Dans le Quindio, la destruction des ruchers coïncide avec le développement des monocultures, selon Faber Sabogal, président de l'association d'apiculteurs Asoproabejas.

Cinq multinationales y ont acheté des terres entre 2016 et 2019 pour profiter du boom de l'avocat, selon les autorités locales.

Les exportations ont bondi de 1,7 tonne en 2014 à 44,5 tonnes en 2019 et le gouvernement se réjouit que la Colombie en soit devenue le premier fournisseur de l'Europe.

Mais, selon M. Sabogal, les avocatiers sont très vulnérables aux parasites et requièrent donc d'intenses épandages.

Les abeilles sont aspergées de fipronil lorsqu'elles volent parmi les arbres et "rapportent à la ruche ce poison qui tue tout", déplore M. Salazar.

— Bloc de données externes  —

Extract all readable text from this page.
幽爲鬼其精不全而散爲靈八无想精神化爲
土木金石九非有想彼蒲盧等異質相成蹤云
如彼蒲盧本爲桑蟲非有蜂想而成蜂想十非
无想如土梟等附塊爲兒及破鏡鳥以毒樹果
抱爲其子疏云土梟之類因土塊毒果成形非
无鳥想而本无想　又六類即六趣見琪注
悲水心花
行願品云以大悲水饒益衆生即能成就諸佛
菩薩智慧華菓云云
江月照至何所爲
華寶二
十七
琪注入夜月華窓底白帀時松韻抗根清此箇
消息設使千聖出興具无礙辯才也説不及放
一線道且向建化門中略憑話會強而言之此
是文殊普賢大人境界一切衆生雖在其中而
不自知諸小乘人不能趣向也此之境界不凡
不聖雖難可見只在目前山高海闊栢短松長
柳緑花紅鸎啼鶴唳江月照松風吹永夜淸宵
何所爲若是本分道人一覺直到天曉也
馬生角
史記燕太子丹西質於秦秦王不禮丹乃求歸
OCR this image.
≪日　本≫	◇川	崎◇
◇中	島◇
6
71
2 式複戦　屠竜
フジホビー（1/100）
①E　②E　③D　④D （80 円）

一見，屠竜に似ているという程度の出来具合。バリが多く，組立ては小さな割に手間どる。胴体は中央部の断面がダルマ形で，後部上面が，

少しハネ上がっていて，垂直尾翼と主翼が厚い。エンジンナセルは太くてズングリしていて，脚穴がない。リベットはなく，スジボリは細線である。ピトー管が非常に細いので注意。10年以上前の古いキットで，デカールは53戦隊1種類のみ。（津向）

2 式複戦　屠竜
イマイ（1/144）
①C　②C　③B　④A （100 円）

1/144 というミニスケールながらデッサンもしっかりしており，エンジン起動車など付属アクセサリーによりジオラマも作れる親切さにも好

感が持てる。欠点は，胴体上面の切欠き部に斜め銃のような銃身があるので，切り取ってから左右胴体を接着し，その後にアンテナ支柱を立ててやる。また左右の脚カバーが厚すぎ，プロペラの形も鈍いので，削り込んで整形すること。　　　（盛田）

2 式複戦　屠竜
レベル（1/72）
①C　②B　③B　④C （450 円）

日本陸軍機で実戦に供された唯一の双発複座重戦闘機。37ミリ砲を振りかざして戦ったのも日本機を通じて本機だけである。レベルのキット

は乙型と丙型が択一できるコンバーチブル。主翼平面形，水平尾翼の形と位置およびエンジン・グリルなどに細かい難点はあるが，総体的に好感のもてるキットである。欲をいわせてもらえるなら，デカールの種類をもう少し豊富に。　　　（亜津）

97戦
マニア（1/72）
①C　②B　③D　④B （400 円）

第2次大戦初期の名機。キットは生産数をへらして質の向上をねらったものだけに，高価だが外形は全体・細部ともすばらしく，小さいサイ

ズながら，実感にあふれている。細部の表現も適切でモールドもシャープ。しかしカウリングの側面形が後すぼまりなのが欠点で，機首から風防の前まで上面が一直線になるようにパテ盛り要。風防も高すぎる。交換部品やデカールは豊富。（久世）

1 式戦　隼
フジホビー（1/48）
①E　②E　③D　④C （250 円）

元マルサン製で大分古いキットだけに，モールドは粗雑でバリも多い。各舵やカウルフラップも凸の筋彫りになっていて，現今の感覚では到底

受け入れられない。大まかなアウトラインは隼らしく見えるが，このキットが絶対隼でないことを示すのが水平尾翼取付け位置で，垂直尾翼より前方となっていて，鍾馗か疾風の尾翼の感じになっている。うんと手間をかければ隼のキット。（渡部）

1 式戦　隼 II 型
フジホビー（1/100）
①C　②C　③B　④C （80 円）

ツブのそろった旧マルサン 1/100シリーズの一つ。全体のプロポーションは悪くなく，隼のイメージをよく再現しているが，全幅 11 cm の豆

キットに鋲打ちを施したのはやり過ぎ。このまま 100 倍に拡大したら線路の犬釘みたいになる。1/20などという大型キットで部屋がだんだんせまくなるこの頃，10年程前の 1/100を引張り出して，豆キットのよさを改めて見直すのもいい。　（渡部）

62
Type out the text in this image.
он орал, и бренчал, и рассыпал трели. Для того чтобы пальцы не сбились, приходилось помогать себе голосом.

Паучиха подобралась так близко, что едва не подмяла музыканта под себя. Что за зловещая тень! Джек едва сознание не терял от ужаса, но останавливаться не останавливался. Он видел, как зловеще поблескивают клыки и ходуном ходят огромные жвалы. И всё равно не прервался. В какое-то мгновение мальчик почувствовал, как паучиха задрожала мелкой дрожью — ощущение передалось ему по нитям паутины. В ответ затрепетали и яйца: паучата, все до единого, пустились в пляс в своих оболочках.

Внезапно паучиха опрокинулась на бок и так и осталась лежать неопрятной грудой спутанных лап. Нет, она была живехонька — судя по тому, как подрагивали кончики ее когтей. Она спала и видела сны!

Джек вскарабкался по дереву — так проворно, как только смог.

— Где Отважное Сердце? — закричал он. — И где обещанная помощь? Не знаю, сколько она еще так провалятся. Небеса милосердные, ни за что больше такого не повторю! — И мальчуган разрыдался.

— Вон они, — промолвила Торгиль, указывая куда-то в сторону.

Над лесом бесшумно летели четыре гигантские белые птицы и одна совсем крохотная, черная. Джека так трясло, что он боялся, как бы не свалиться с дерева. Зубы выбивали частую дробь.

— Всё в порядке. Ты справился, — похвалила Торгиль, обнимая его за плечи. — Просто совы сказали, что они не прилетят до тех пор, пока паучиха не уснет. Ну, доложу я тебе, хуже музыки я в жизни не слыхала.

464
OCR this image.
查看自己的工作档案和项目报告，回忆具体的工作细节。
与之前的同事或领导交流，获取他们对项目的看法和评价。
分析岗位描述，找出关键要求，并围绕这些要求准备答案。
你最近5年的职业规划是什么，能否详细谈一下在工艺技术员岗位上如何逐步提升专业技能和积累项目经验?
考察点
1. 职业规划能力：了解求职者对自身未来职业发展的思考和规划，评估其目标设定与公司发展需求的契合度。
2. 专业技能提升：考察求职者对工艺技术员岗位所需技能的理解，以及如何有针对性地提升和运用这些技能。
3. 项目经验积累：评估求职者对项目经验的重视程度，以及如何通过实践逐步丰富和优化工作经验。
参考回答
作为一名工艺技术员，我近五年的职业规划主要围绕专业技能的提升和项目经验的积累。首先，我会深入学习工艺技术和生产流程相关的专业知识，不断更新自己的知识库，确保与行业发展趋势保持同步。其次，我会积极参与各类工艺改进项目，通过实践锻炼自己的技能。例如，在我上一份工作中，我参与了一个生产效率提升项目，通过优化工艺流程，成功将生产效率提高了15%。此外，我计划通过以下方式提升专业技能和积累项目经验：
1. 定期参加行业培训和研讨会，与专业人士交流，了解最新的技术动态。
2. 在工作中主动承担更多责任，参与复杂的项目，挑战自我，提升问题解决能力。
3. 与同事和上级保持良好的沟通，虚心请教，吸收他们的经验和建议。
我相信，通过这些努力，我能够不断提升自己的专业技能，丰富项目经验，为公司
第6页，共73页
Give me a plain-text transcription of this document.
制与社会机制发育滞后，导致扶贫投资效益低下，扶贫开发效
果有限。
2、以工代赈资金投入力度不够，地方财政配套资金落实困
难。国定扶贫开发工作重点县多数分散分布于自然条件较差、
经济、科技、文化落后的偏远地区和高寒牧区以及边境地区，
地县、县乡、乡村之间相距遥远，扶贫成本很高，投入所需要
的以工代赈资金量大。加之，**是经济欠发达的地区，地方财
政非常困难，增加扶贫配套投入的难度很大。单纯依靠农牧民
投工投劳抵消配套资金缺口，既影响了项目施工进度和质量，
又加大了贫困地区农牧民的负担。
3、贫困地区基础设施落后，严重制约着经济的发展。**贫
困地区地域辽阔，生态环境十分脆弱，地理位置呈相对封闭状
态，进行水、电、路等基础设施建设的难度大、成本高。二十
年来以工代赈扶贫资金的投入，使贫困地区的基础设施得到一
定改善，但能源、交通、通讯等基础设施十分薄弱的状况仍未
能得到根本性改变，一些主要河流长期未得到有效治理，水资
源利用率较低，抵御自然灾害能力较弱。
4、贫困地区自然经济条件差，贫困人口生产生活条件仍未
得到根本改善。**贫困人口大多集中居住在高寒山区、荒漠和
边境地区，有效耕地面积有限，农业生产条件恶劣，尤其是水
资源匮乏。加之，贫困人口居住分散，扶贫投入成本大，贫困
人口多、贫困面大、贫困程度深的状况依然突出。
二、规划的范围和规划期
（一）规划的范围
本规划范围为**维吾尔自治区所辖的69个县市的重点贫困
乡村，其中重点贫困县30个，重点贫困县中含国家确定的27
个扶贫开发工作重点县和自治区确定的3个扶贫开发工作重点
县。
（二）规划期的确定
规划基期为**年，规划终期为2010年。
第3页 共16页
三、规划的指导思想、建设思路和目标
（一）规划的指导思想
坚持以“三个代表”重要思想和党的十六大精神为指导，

Les apiculteurs ont filmé leur mort et averti d'un danger qui menace bien plus que la production de miel: les abeilles sont un pollinisateur crucial pour de nombreuses plantes sauvages et pour 35% des cultures agricoles.

Des études compilées par l'UE ont alerté du déclin de leur population au niveau mondial.

- Interdiction en débat -

L'an dernier, l'Institut agricole colombien (ICA) a été informé par des apiculteurs de 256 empoisonnements de ruches dans le seul Quindio. Quelque 10 millions d'abeilles sont mortes. L'ICA a fait des prélèvements dans six des ruchers affectés.

Les analyses "ont montré que la molécule fipronil est l'une des causes de la mortalité", a précisé à l'AFP Jorge Garcia, responsable régional de cet organisme public, selon lequel il ne faut toutefois pas "sataniser" l'agriculture.

Il a envoyé une "alerte" au siège de l'ICA à Bogota, qui travaille depuis à une directive pour "la suspension" du pesticide. En attendant, il reste commercialisé.

Le retirer de la vente comme en Europe "n'a pas été possible parce que les entreprises de produits agro-chimiques vont être affectées économiquement", souligne M. Salazar.

Les fabricants se défendent. Une interdiction génèrerait "une situation très négative pour la structure productive" des 33 plantations qui y ont recours du fait de son "efficacité", avertit Maria Latorre, porte-parole du secteur.

Fernando Montoya, de l'Association horticole de Colombie, estime toutefois que ce pesticide peut être remplacé par des produits biologiques, des pièges à parasites et l'intervention manuelle.

Pour contrer la destruction de ses essaims, M. Salazar, qui produit 36 tonnes de miel par an, a déménagé la majeure partie de ses abeilles, soit 1.200 de ses 1.500 ruches, sur un terrain isolé du Meta, à 400 km au sud.

S'il a sauvé son activité, cet apiculteur s'interroge sur l'impact des agrotoxiques: "L'abeille est un bio-indicateur. Si une abeille meurt, quels autres insectes bénéfiques pour l'environnement (...) sont en train de mourir?"